I followed the direction of her gaze and saw with foreboding the face that had inspired such fear. He was a tall man of indeterminate age, and thin, in the manner of one who is much out-of-doors in pursuit of frequent exercise. His face was tanned, his appearance elegant, and his carriage easy as he paced the margin of the room, hands clasped behind his back and eyes roving through the crowd. I knew with certainty that it was Isobel he sought, and my immediate instinct was to shelter her from his sight. There was something in the gentleman’s aspect—the hooded eyes under a sharp
brow, the sweep of silver hair, the long scar that bisected one tanned cheek—that inspired fear. This was a man too much in command of himself; and such an one must always strive to command all the world.

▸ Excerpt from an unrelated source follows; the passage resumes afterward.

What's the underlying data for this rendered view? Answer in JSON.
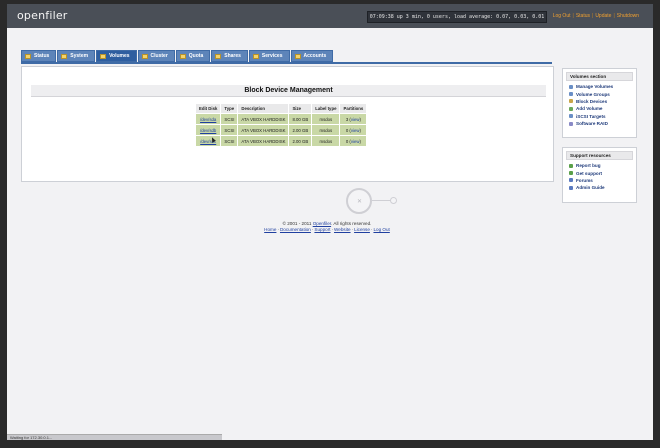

“But who is he?” I asked my friend in a whisper, as though his ears might penetrate even our sheltered alcove.
“He is Lord Harold Trowbridge,” Isobel replied, her fingers pinching my arm painfully, “the Duke of Wilborough’s brother. He is intent upon purchasing Crosswinds, my father’s estate in the Barbadoes, which has suffered sad reversals in recent years. He gives me no peace, by day or by night.”
“I believe he has seen us,” I said, my heart quickening, as the restless dark eyes came to rest on Isobel. A slow smile curled at the corners of Lord Harold’s thin mouth, and with the most gracious ease he made his way across the room to where we sat. There could be no flight; the wall was to our backs, and he was before us.
“Countess.” He bowed low over Isobel’s hand. “It gives me such pleasure to welcome you to your new home.”
“I fear the duty must be reversed, Lord Harold,” Isobel said, with an effort at a smile; “and that / must welcome you. I have also the honour of presenting you to my dear friend, Miss Austen, of Bath.”
“The honour is mine,” Lord Harold said, with a penetrating look and a bow in my direction.
“And have you found everything to your comfort?” Isobel enquired.
“Indeed,” he assured her, “I arrived but an hour ago from London, at Lord Scargrave’s invitation, and have been settled comfortably by Mrs. Hodges.”
At my friend’s expression of surprise, I judged she had not anticipated that the man would be taking up residence; but his insolence was equal even to this.